Speaking on World Patient Safety Day 2021’s theme for this year; “safe maternal and new-born care” with a campaign to “act now for safe and respectful childbirth”, Mulombo stated that this is very apt as Nigeria continues efforts to ensure safe birth and reduce the high maternal and newborn mortality in the country.
He praised Government of Nigeria’s effort in establishing the Patient’s Bill of Right and efforts to develop a National Patient Safety Policy. “WHO is also providing support to Government of Nigeria to develop a national quality policy and strategy that will ensure quality of care provided to patients including pregnant women and their newborn babies.”
“NDHS 2018 shows that Nigeria has 512/100,000 livebirths and newborn mortality at 39 per 1000 livebirths. A similar picture is seen in the African Region, Africa accounts for nearly 7 out of 10 maternal deaths and 1 out of 3 newborn deaths globally.”
The major causes of death among pregnant women and mothers are postpartum haemorrhage, hypertensive diseases and sepsis. Among newborns, the top causes of death include premature birth, babies not getting enough oxygen during birth and infections.
He echoed the thoughts of the Regional Director, WHO AFRO Dr. Moeti Matshidiso that “many of these deaths could be prevented by making sure patients feel safe, respected and that their needs are heard and acted on, and by equipping the health workers with the knowledge, skills and tools to take life-saving action”.
We need to do everything to stop the preventable deaths by ensuring our health facilities provide high quality, safe and effective healthcare.
“Women are confronted with a range of challenges as patients. They often times face physical and verbal abuse, and exclusion from decision-making about their care. For instance, during childbirth, most of our healthcare settings are not set up to allow for pregnant women to have their choice of having a birth companion present or to deliver in their preferred birthing position. New-born rights to quality care for example, largely go unprotected.”
The situation was made worse during the pandemic, some people have avoided seeking care in health facilities, for fear of catching COVID-19 or other infectious diseases.

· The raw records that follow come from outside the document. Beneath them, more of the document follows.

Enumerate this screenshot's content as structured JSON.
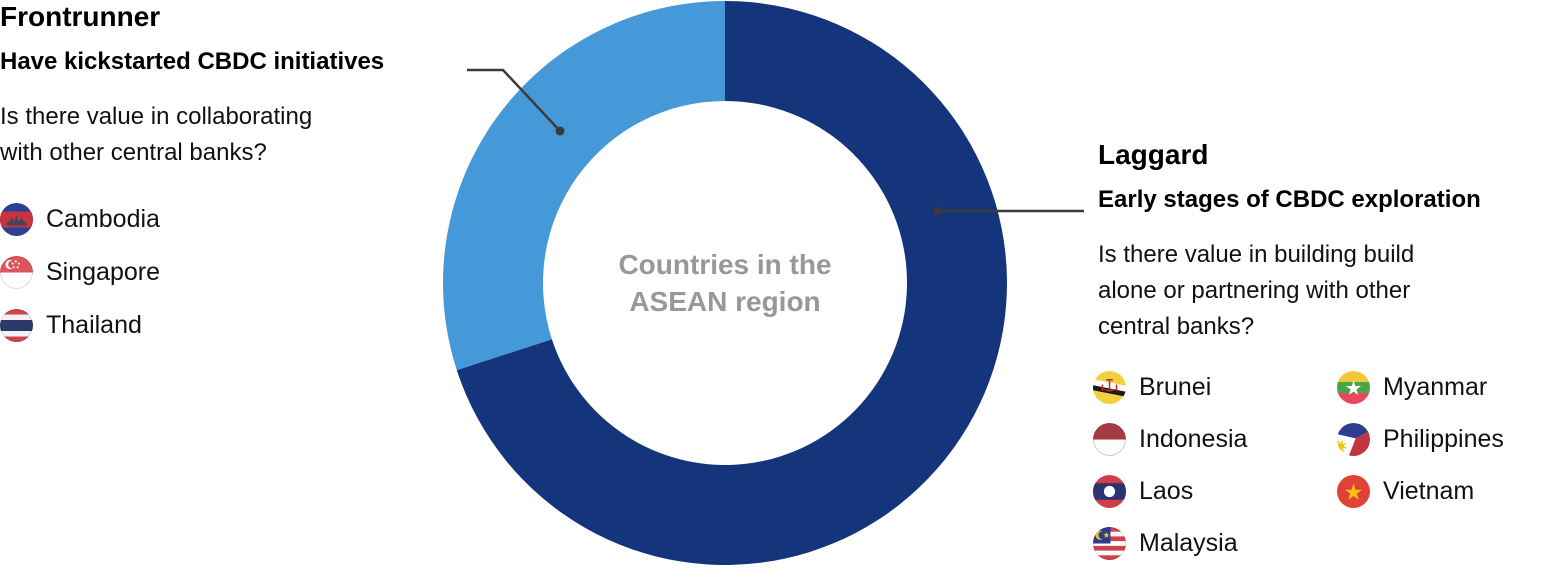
{
  "page": {
    "background": "#ffffff"
  },
  "chart_data": {
    "type": "pie",
    "donut": true,
    "title": "",
    "center_label": "Countries in the\nASEAN region",
    "center_label_color": "#989898",
    "direction": "clockwise-from-top",
    "start_angle_deg": 0,
    "legend_position": "none",
    "segments": [
      {
        "name": "Laggard",
        "value": 7,
        "share_pct": 70,
        "color": "#14357B",
        "countries": [
          "Brunei",
          "Indonesia",
          "Laos",
          "Malaysia",
          "Myanmar",
          "Philippines",
          "Vietnam"
        ]
      },
      {
        "name": "Frontrunner",
        "value": 3,
        "share_pct": 30,
        "color": "#4599D8",
        "countries": [
          "Cambodia",
          "Singapore",
          "Thailand"
        ]
      }
    ]
  },
  "frontrunner": {
    "title": "Frontrunner",
    "subtitle": "Have kickstarted CBDC initiatives",
    "question": "Is there value in collaborating\nwith other central banks?",
    "countries": [
      {
        "name": "Cambodia"
      },
      {
        "name": "Singapore"
      },
      {
        "name": "Thailand"
      }
    ]
  },
  "laggard": {
    "title": "Laggard",
    "subtitle": "Early stages of CBDC exploration",
    "question": "Is there value in building build\nalone or partnering with other\ncentral banks?",
    "countries": [
      {
        "name": "Brunei"
      },
      {
        "name": "Indonesia"
      },
      {
        "name": "Laos"
      },
      {
        "name": "Malaysia"
      },
      {
        "name": "Myanmar"
      },
      {
        "name": "Philippines"
      },
      {
        "name": "Vietnam"
      }
    ]
  },
  "colors": {
    "laggard_dark_blue": "#14357B",
    "frontrunner_light_blue": "#4599D8",
    "callout_gray": "#3A3A3A",
    "text_black": "#111111",
    "center_gray": "#989898"
  }
}
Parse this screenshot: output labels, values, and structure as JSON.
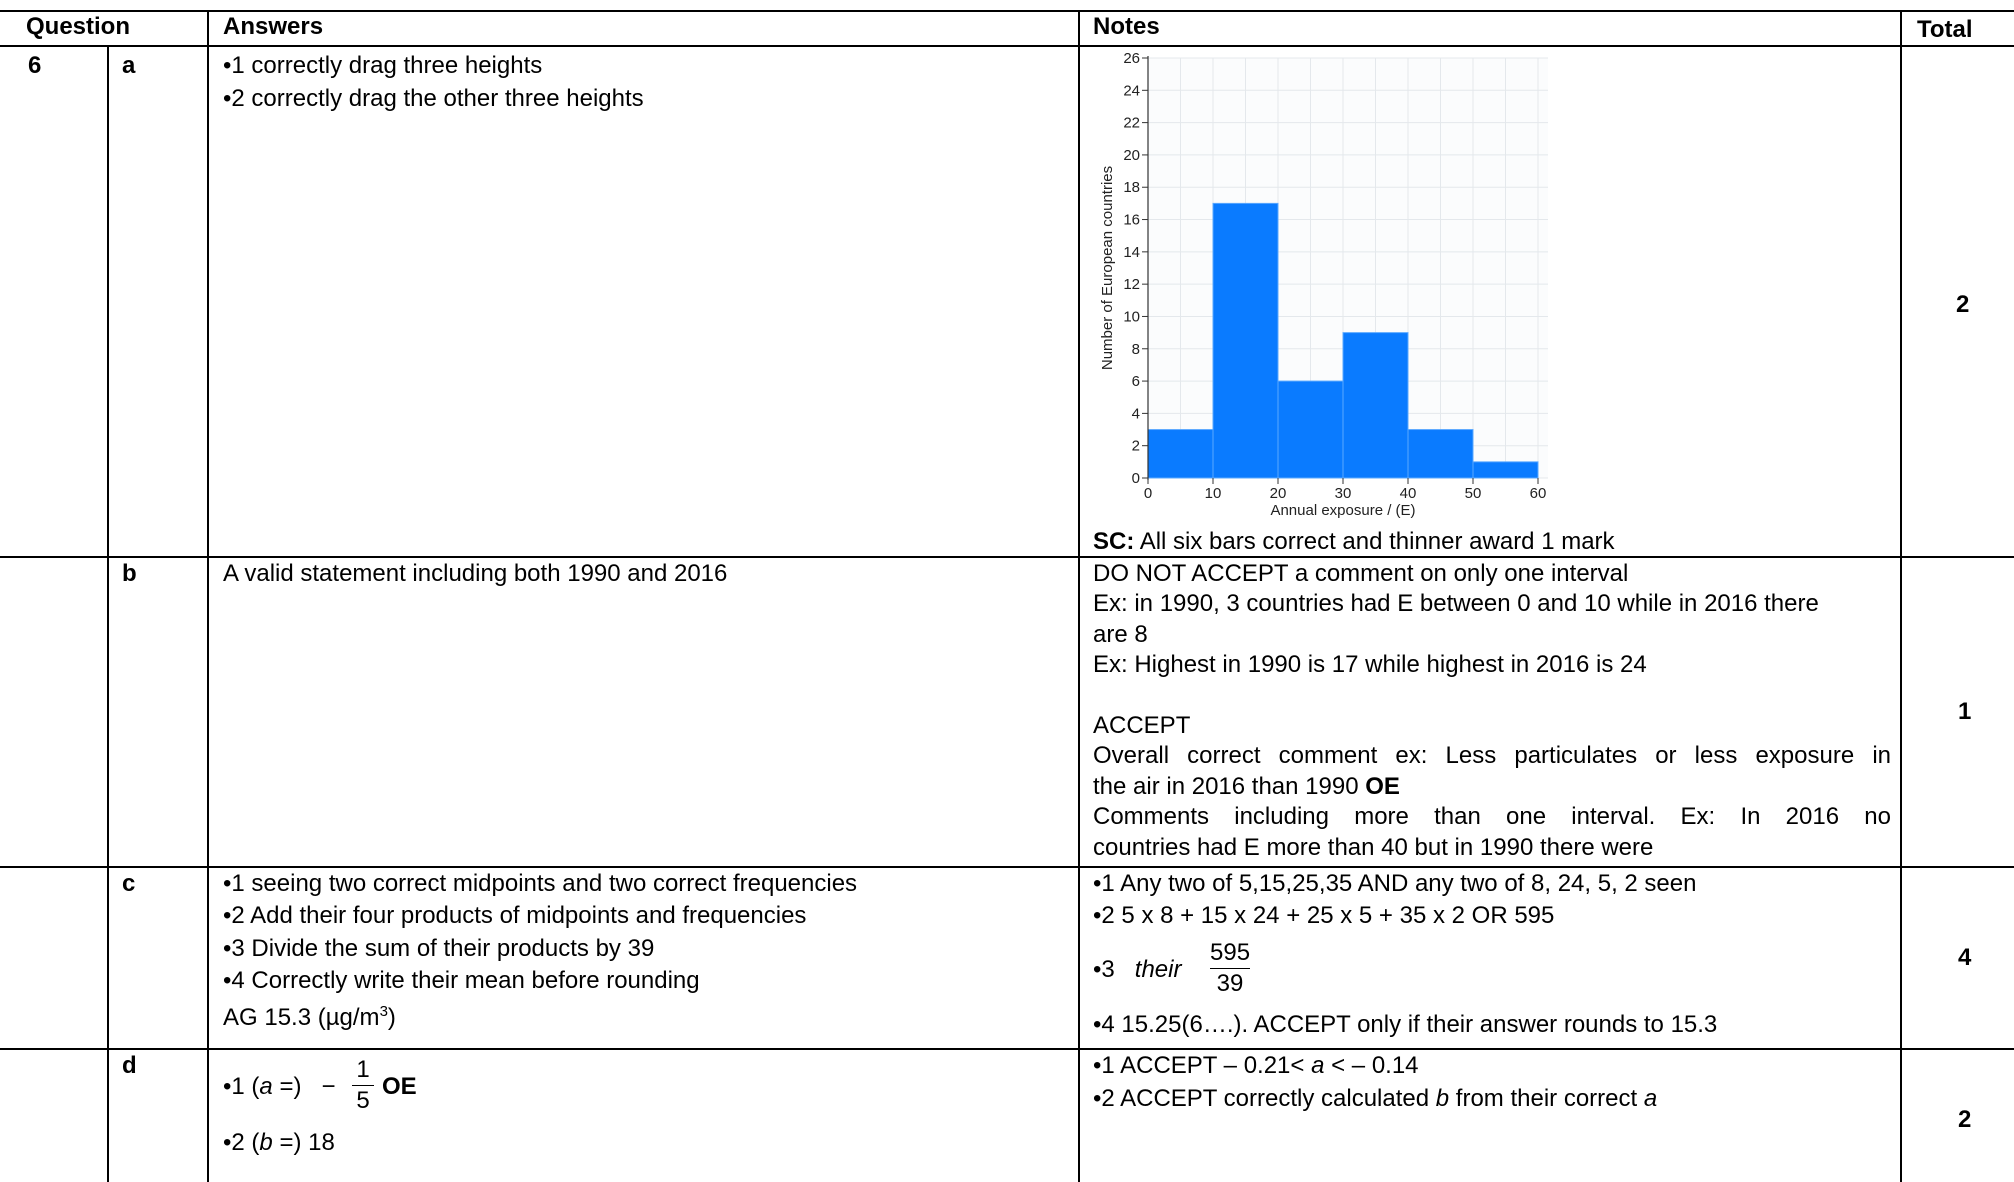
{
  "header": {
    "question": "Question",
    "answers": "Answers",
    "notes": "Notes",
    "total": "Total"
  },
  "rows": {
    "a": {
      "number": "6",
      "part": "a",
      "answers": [
        "1  correctly drag three heights",
        "2  correctly drag the other three heights"
      ],
      "sc_label": "SC:",
      "sc_text": " All six bars correct and thinner award 1 mark",
      "total": "2"
    },
    "b": {
      "part": "b",
      "answer": "A valid statement including both 1990 and 2016",
      "notes": [
        "DO NOT ACCEPT a comment on only one interval",
        "Ex: in 1990, 3 countries had E between 0 and 10 while in 2016 there",
        "are 8",
        "Ex: Highest in 1990 is 17 while highest in 2016 is 24",
        "ACCEPT",
        "Overall correct comment ex: Less particulates or less exposure in",
        "the air in 2016 than 1990 ",
        "OE",
        "Comments including more than one interval. Ex: In 2016 no",
        "countries had E more than 40 but in 1990 there were"
      ],
      "total": "1"
    },
    "c": {
      "part": "c",
      "answers": [
        "1  seeing two correct midpoints and two correct frequencies",
        "2  Add their four products of midpoints and frequencies",
        "3  Divide the sum of their products by 39",
        "4  Correctly write their mean before rounding"
      ],
      "ag_text": "AG 15.3 (µg/m",
      "ag_sup": "3",
      "ag_close": ")",
      "notes": {
        "n1": "1  Any two of 5,15,25,35 AND any two of 8, 24, 5, 2 seen",
        "n2": "2 5 x 8 + 15 x 24 + 25 x 5 + 35 x 2 OR 595",
        "n3_prefix": "3",
        "n3_their": "their",
        "n3_num": "595",
        "n3_den": "39",
        "n4": "4 15.25(6….). ACCEPT only if their answer rounds to 15.3"
      },
      "total": "4"
    },
    "d": {
      "part": "d",
      "a1_prefix": "1 (",
      "a1_var": "a",
      "a1_mid": " =)",
      "a1_minus": "−",
      "a1_num": "1",
      "a1_den": "5",
      "a1_oe": "OE",
      "a2_prefix": "2 (",
      "a2_var": "b",
      "a2_rest": " =) 18",
      "n1_prefix": "1  ACCEPT  – 0.21< ",
      "n1_var": "a",
      "n1_rest": " <  – 0.14",
      "n2_prefix": "2  ACCEPT correctly calculated ",
      "n2_var": "b",
      "n2_mid": " from their correct ",
      "n2_var2": "a",
      "total": "2"
    }
  },
  "chart_data": {
    "type": "bar",
    "xlabel": "Annual exposure / (E)",
    "ylabel": "Number of European countries",
    "bins": [
      [
        0,
        10
      ],
      [
        10,
        20
      ],
      [
        20,
        30
      ],
      [
        30,
        40
      ],
      [
        40,
        50
      ],
      [
        50,
        60
      ]
    ],
    "values": [
      3,
      17,
      6,
      9,
      3,
      1
    ],
    "xlim": [
      0,
      60
    ],
    "ylim": [
      0,
      26
    ],
    "xticks": [
      0,
      10,
      20,
      30,
      40,
      50,
      60
    ],
    "yticks": [
      0,
      2,
      4,
      6,
      8,
      10,
      12,
      14,
      16,
      18,
      20,
      22,
      24,
      26
    ],
    "grid": true,
    "bar_color": "#0a7bff"
  }
}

To combat this hesitancy, health systems need to work on building community trust and invest more in good infection prevention and control practices.

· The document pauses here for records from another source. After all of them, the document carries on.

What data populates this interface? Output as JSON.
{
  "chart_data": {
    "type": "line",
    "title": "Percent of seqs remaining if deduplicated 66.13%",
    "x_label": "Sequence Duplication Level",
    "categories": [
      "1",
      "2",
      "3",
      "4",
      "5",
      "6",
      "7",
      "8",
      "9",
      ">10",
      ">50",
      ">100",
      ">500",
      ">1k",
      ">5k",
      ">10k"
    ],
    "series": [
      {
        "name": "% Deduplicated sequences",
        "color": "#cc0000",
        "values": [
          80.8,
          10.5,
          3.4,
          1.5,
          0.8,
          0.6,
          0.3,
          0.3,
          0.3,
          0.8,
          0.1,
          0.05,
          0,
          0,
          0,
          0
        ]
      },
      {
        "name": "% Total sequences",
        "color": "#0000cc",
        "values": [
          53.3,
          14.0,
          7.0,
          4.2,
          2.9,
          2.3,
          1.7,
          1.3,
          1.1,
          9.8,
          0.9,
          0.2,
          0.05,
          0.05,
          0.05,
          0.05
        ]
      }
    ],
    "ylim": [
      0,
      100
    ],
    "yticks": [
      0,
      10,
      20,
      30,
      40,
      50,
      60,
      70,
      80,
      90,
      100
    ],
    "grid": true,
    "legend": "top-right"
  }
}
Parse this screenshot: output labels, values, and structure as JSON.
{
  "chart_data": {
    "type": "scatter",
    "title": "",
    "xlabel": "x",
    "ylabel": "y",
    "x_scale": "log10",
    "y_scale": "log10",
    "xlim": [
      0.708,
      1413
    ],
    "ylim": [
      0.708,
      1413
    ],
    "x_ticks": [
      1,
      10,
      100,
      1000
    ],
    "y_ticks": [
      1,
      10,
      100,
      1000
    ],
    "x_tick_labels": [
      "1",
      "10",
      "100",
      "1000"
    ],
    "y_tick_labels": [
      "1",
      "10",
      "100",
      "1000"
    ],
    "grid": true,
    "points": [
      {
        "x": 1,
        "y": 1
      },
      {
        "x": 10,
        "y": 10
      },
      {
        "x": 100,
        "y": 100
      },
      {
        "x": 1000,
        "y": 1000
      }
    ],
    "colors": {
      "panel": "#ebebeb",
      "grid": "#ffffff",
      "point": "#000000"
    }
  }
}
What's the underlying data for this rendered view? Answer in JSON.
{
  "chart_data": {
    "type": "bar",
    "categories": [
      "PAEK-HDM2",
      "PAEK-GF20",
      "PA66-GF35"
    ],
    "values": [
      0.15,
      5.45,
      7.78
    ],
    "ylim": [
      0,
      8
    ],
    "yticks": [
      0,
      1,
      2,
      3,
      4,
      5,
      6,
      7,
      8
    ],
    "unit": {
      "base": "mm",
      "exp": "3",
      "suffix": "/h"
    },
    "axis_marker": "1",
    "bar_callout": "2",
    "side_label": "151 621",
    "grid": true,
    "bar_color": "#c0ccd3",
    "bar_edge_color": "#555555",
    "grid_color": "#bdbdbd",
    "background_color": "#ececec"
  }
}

“These include investing in access to clean water, sanitation and medical waste disposal systems, doing regular refresher training with health workers, and making sure sufficient quantities of gloves, masks and other protective equipment are available.”

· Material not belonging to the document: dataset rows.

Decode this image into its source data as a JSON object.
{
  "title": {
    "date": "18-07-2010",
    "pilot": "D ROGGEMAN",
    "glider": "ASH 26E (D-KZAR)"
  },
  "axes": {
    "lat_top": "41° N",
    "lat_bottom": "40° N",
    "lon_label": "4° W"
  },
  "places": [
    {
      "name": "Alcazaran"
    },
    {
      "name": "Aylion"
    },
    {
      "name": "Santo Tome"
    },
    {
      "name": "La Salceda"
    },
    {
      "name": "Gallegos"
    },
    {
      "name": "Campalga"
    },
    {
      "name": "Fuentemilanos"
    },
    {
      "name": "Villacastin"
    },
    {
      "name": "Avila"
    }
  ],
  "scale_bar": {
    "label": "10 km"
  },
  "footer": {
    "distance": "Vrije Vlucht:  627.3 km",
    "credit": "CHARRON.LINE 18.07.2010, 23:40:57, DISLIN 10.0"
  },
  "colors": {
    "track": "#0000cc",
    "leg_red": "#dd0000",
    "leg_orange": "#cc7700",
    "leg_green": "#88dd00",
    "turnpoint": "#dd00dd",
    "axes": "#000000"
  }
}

In addition, he advised that care should be provided with compassion and respect by health workers with the skills to succeed, and in clean and safe environments that prevent the spread of infections.
“WHO is working with countries to make this happen by implementing the WHO Global Patient Safety Action Plan 2021–2030.”
“In the past 3 years, WHO has been providing technical support to government as part of the WHO-led Quality, Equity and Dignity (QED) network with the aim of halving maternal and newborn mortality by 2030.
According to him, so far, 112 Health facilities across 12 states and FCT are on the network with the support of WHO and other development partners. “There have been demonstrable results in not just reducing maternal and newborn mortality but also improving the experience of care of mothers when they access care in health facilities. WHO is supporting government to enlarge this intervention to private sector with an a recent scoping mission on mechanism for engagement of private sector for QOC.”
“By engaging patients as partners in the provision of quality care, health systems will make tangible progress towards Universal Health Coverage; the voice of patients and their feedbacks must matter in healthcare provision. There is need for more investment to ensure we not only save lives of women and children, but also to improve their experience of healthcare. This will birth trust in the system and could in turn improve the health seeking behaviour of the populace.”
He therefore encouraged all stakeholders – governments, civil society, the private sector, health workers and communities – to speak up for patient safety and to act now for safe and respectful childbirth.
World Patient Safety Day is celebrated every year on 17 September, to raise awareness of the importance of people-centred care and preventing harm to patients.